I know that T5 has K, Q and V vectors in each layer. It also has a feedforward network. I would like to freeze K, Q and V vectors and only train the feedforward layers on each layer of T5. I use Pytorch library. The model could be a wrapper for huggingface T5 model or a modified version of it. I know how to freeze all parameters using the following code:
tokenizer = AutoTokenizer.from_pretrained(underlying_model_name)
model = T5ForConditionalGeneration.from_pretrained(underlying_model_name)
for p in model.parameters():
p.requires_grad = False # freezing
Could you please guide me how can I do this?
This github project probably could be helpful but it's for Roberta and GPT, could I adapt it for T5?
I've adapted a solution based on this discussion from the Huggingface forums. Basically, you have to specify the names of the modules/pytorch layers that you want to freeze.
In your particular case of T5, I started by looking at the model summary:
from transformers import T5ModelForConditionalGeneration
model = T5ModelForConditionalGeneration.from_pretrained("t5-small")
print(model)
This gives the following (abbreviated output):
T5ForConditionalGeneration(
(shared): Embedding(32128, 512)
(encoder): T5Stack(
(embed_tokens): Embedding(32128, 512)
(block): ModuleList(
(0): T5Block(
(layer): ModuleList(
(0): T5LayerSelfAttention(
(SelfAttention): T5Attention(
(q): Linear(in_features=512, out_features=512, bias=False)
(k): Linear(in_features=512, out_features=512, bias=False)
(v): Linear(in_features=512, out_features=512, bias=False)
(o): Linear(in_features=512, out_features=512, bias=False)
(relative_attention_bias): Embedding(32, 8)
)
(layer_norm): T5LayerNorm()
(dropout): Dropout(p=0.1, inplace=False)
)
(1): T5LayerFF(
(DenseReluDense): T5DenseReluDense(
(wi): Linear(in_features=512, out_features=2048, bias=False)

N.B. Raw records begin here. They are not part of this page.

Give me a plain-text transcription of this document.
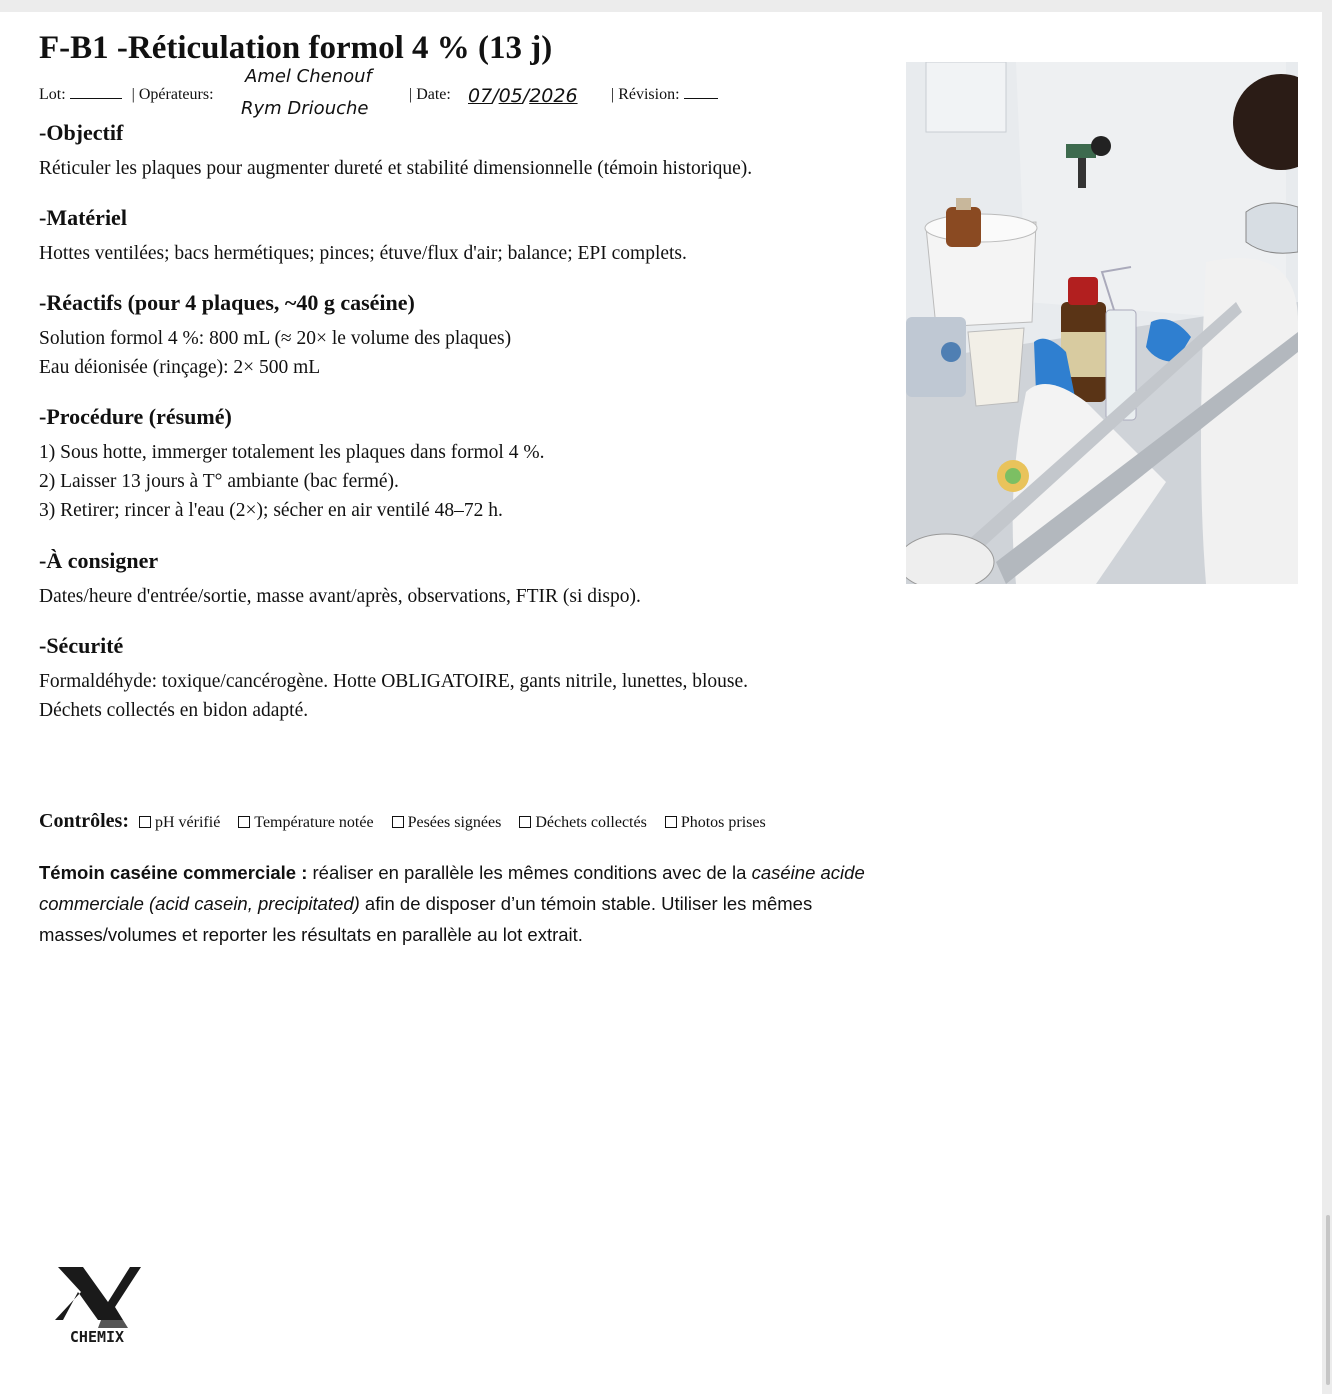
F-B1 -Réticulation formol 4 % (13 j)
Lot:	| Opérateurs:
Amel Chenouf
Rym Driouche
| Date: 07/05/2026 | Révision:
-Objectif

Réticuler les plaques pour augmenter dureté et stabilité dimensionnelle (témoin historique).

-Matériel

Hottes ventilées; bacs hermétiques; pinces; étuve/flux d'air; balance; EPI complets.

-Réactifs (pour 4 plaques, ~40 g caséine)

Solution formol 4 %: 800 mL (≈ 20× le volume des plaques)

Eau déionisée (rinçage): 2× 500 mL

-Procédure (résumé)

1) Sous hotte, immerger totalement les plaques dans formol 4 %.

2) Laisser 13 jours à T° ambiante (bac fermé).

3) Retirer; rincer à l'eau (2×); sécher en air ventilé 48–72 h.

-À consigner

Dates/heure d'entrée/sortie, masse avant/après, observations, FTIR (si dispo).

-Sécurité

Formaldéhyde: toxique/cancérogène. Hotte OBLIGATOIRE, gants nitrile, lunettes, blouse.

Déchets collectés en bidon adapté.

Contrôles: pH vérifié Température notée Pesées signées Déchets collectés Photos prises
Témoin caséine commerciale : réaliser en parallèle les mêmes conditions avec de la caséine acide commerciale (acid casein, precipitated) afin de disposer d’un témoin stable. Utiliser les mêmes masses/volumes et reporter les résultats en parallèle au lot extrait.
CHEMIX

(wo): Linear(in_features=2048, out_features=512, bias=False)
(dropout): Dropout(p=0.1, inplace=False)
)
(layer_norm): T5LayerNorm()
(dropout): Dropout(p=0.1, inplace=False)
)
)
)
[...] # abbreviated output
with this, we can then generate a list of modules that we want to freeze. In particular, I decided to freeze the entire T5LayerSelfAttention
block for the encoder (and, additionally, the T5LayerCrossAttention
for the decoder):
# All modules in the
modules_to_freeze = [model.encoder.block[i].layer[0] for i in range(len(model.encoder.block))]

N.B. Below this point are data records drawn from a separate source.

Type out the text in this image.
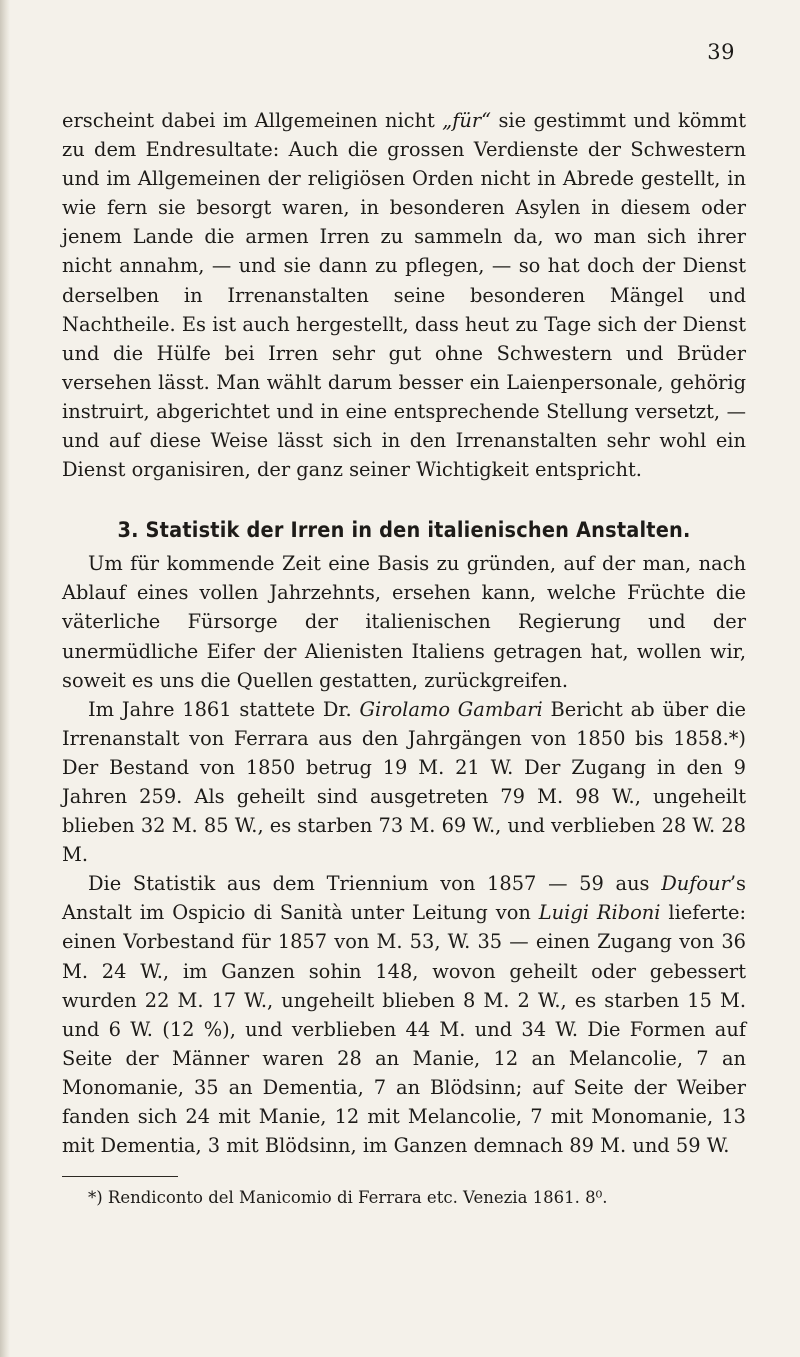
39

erscheint dabei im Allgemeinen nicht „für“ sie gestimmt und kömmt zu dem Endresultate: Auch die grossen Verdienste der Schwestern und im Allgemeinen der religiösen Orden nicht in Abrede gestellt, in wie fern sie besorgt waren, in besonderen Asylen in diesem oder jenem Lande die armen Irren zu sammeln da, wo man sich ihrer nicht annahm, — und sie dann zu pflegen, — so hat doch der Dienst derselben in Irrenanstalten seine besonderen Mängel und Nachtheile. Es ist auch hergestellt, dass heut zu Tage sich der Dienst und die Hülfe bei Irren sehr gut ohne Schwestern und Brüder versehen lässt. Man wählt darum besser ein Laienpersonale, gehörig instruirt, abgerichtet und in eine entsprechende Stellung versetzt, — und auf diese Weise lässt sich in den Irrenanstalten sehr wohl ein Dienst organisiren, der ganz seiner Wichtigkeit entspricht.

3. Statistik der Irren in den italienischen Anstalten.

Um für kommende Zeit eine Basis zu gründen, auf der man, nach Ablauf eines vollen Jahrzehnts, ersehen kann, welche Früchte die väterliche Fürsorge der italienischen Regierung und der unermüdliche Eifer der Alienisten Italiens getragen hat, wollen wir, soweit es uns die Quellen gestatten, zurückgreifen.

Im Jahre 1861 stattete Dr. Girolamo Gambari Bericht ab über die Irrenanstalt von Ferrara aus den Jahrgängen von 1850 bis 1858.*) Der Bestand von 1850 betrug 19 M. 21 W. Der Zugang in den 9 Jahren 259. Als geheilt sind ausgetreten 79 M. 98 W., ungeheilt blieben 32 M. 85 W., es starben 73 M. 69 W., und verblieben 28 W. 28 M.

Die Statistik aus dem Triennium von 1857 — 59 aus Dufour’s Anstalt im Ospicio di Sanità unter Leitung von Luigi Riboni lieferte: einen Vorbestand für 1857 von M. 53, W. 35 — einen Zugang von 36 M. 24 W., im Ganzen sohin 148, wovon geheilt oder gebessert wurden 22 M. 17 W., ungeheilt blieben 8 M. 2 W., es starben 15 M. und 6 W. (12 %), und verblieben 44 M. und 34 W. Die Formen auf Seite der Männer waren 28 an Manie, 12 an Melancolie, 7 an Monomanie, 35 an Dementia, 7 an Blödsinn; auf Seite der Weiber fanden sich 24 mit Manie, 12 mit Melancolie, 7 mit Monomanie, 13 mit Dementia, 3 mit Blödsinn, im Ganzen demnach 89 M. und 59 W.

*) Rendiconto del Manicomio di Ferrara etc. Venezia 1861. 8⁰.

# And the decoder modules, which has both a SelfAttention (layer[0])
modules_to_freeze.extend([model.decoder.block[i].layer[0] for i in range(len(model.decoder.block))])
# and CrossAttention (layer[1]) block
modules_to_freeze.extend([model.decoder.block[i].layer[1] for i in range(len(model.decoder.block))])
And then simply freeze all the parameters in the respective modules:
for module in modules_to_freeze:
for param in module.parameters():
param.requires_grad = False # Actual freezing operation
You can verify that these are actually frozen in your model by running the following:
for param in model.parameters():
print(param.requires_grad)
which should print quite a few False
as well. If you really only want to freeze K, Q and V, you can adapt the above process to just sub-select the modules you want.